To add a device and credentials into LMS 2.5+, go to Common Services > Device and Credentials > Device Management, and click Add. First fill in all of the device identity information (i.e. hostname, IP, etc.), then click Next to fill in the credentials (including the community strings).

Note: you only need a read-only community string for PIXes.

acomiskey · ‎03-14-2007

there is no rw in pix.

brianwagerer · ‎03-14-2007

Ok I have the ro string set in the PIX

However when I run the inventory collection it fails on the PIX with Transport session to device failed. Cause: Authentication failed on device.

Joe Clarke · ‎03-14-2007

Inventory Collection or Config Collection? This error looks more like a configuration archive sync message. What version of the Pix RME device package do you have? Does SNMP Walk of the PIX work in the LMS Device Center using the same RO community string you specified in DCR?

brianwagerer · ‎03-15-2007

Failed to snmpwalk the device. Please check your community string and starting OID, and try again.

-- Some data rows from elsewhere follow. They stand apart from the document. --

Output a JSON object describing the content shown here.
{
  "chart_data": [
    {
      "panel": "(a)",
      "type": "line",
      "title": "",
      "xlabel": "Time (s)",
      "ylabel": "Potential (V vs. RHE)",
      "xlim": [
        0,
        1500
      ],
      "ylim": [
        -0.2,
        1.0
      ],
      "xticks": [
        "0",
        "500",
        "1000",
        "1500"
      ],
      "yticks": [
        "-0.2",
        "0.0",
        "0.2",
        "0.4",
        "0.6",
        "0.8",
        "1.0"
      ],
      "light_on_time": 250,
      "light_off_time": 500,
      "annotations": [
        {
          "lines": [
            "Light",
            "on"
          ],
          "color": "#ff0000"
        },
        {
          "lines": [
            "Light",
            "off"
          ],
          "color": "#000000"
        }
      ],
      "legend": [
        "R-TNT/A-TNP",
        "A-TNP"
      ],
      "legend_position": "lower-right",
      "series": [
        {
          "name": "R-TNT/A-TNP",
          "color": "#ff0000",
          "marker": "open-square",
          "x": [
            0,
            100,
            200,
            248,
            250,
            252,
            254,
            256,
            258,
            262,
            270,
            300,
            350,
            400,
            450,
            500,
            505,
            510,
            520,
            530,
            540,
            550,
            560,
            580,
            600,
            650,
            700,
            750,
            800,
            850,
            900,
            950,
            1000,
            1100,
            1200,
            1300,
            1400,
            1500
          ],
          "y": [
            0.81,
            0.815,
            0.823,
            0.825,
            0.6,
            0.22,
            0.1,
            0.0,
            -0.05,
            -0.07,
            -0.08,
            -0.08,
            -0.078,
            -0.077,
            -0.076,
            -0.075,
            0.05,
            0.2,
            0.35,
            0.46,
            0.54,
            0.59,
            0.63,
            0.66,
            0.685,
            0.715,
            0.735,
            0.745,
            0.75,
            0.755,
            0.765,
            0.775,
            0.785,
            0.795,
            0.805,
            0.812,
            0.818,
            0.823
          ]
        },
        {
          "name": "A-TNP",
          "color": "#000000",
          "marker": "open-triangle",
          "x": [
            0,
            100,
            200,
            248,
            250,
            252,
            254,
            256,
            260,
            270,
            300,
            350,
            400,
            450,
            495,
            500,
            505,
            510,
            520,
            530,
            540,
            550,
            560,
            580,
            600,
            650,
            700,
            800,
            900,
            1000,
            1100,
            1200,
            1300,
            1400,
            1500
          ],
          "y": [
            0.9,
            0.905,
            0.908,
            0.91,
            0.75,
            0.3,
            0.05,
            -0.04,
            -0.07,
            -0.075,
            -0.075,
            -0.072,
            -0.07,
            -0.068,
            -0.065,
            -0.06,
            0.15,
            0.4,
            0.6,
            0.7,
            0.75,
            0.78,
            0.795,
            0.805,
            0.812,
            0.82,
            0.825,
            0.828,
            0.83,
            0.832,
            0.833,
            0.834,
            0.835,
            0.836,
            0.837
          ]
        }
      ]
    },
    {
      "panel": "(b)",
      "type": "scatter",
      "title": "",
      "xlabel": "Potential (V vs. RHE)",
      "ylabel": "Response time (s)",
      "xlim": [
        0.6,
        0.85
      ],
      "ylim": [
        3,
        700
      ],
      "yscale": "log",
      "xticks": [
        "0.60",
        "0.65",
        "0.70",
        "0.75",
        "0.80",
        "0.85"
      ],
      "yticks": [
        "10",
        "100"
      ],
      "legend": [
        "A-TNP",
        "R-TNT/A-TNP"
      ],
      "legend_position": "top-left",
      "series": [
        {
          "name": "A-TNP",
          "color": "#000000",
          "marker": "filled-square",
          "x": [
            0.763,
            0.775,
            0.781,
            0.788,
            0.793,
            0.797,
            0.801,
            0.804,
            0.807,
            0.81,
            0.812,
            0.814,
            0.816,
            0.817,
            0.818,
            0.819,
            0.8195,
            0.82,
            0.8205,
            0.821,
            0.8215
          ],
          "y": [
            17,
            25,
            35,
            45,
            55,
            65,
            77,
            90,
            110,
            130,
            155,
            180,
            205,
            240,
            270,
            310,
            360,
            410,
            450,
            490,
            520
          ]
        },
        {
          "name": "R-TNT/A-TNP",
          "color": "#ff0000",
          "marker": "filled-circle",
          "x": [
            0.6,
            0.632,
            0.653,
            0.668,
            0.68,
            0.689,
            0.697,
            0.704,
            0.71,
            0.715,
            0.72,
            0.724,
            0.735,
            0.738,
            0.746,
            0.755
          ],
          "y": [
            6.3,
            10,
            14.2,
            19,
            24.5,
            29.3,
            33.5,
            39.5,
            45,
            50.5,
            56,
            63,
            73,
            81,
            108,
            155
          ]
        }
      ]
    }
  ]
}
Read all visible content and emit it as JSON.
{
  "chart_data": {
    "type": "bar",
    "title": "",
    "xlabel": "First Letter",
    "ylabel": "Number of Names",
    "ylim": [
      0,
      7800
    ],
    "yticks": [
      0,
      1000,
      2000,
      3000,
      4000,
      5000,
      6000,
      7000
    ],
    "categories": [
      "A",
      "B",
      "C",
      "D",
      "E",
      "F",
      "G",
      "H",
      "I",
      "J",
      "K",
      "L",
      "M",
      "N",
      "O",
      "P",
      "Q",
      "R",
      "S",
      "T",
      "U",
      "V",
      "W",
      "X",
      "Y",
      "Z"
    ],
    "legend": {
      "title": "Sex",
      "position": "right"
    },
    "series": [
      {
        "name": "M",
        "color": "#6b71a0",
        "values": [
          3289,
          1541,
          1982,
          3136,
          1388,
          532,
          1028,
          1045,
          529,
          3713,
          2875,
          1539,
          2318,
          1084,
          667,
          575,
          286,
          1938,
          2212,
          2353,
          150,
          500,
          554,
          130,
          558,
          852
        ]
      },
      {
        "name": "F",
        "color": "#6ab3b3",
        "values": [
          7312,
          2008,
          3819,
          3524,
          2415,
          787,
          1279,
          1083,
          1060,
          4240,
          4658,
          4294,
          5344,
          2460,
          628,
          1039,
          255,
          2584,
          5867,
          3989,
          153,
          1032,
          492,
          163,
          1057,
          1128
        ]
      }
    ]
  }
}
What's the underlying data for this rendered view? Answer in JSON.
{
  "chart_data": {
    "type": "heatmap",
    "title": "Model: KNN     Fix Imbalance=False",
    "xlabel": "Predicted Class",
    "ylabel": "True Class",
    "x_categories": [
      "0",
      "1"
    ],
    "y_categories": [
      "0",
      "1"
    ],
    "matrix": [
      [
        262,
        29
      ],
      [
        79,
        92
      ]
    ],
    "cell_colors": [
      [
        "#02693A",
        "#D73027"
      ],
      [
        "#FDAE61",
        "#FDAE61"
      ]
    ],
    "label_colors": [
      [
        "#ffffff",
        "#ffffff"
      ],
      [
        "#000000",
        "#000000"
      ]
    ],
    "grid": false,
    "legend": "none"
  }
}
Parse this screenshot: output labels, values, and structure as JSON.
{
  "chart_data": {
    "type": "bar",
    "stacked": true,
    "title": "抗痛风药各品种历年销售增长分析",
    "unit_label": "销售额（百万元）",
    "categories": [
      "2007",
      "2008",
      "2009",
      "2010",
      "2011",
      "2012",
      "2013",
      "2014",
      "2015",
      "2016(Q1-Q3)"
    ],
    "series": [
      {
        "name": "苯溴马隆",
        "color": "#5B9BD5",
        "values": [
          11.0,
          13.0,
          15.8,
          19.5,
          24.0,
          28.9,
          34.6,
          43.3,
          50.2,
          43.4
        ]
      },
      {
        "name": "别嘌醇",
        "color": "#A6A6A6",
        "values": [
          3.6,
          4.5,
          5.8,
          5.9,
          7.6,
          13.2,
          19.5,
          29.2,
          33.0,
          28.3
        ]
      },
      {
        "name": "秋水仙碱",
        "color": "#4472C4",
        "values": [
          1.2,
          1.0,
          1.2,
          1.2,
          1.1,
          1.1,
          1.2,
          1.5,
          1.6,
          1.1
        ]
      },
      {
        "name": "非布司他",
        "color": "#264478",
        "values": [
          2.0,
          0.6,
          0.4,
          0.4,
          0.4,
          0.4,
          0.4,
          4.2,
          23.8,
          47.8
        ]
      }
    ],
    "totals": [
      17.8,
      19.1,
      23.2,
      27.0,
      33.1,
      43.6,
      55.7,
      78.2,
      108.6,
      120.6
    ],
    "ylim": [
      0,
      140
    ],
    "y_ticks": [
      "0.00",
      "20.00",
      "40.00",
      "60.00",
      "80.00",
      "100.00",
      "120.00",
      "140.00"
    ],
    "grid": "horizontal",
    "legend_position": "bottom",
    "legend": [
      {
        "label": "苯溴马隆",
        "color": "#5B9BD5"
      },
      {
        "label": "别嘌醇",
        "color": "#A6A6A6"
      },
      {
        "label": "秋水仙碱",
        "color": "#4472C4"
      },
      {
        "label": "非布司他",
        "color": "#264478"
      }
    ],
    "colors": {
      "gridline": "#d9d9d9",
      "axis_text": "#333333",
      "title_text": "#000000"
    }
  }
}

How do i konw what the starting OID is?

Joe Clarke · ‎03-15-2007

The problem is most likely not the starting OID (though you can try .1.3.6.1.2.1.1), but rather with the SNMP configuration on the PIX. What is your configuration? Is the LMS server allowed to query the PIX via SNMP?

brianwagerer · ‎03-15-2007

In the PIX i have these settings

snmp-server location MTR

snmp-server contact ******

snmp-server community ******

snmp-server enable traps snmp

Joe Clarke · ‎03-15-2007

You need to add an snmp-server host command for your CiscoWorks server. For example, if your CiscoWorks server's address is 10.1.1.1, and it is on the inside interface of the PIX:

snmp-server host inside 10.1.1.1

brianwagerer · ‎03-15-2007

Ok that worked, so i have to do the same for a VPN 3000 Concentrator?

Joe Clarke · ‎03-15-2007

You first need to enable SNMP on the concentrator, then add your strings, and save your configuration. See http://www.cisco.com/en/US/products/hw/vpndevc/ps2284/products_configuration_guide_chapter09186a00803ee11f.html#wp999648 for documentation.

brianwagerer · ‎03-15-2007

I have already configured these settings.

Joe Clarke · ‎03-15-2007

Then double-check the community string is valid DCR for the Concentrator, and make sure there are no firewalls between the LMS server and the Concentrator that could be blocking SNMP.

You should also check your Concentrator filters and rules to see if you're blocking SNMP. That is done under Configuration > Policy Management > Traffic Management.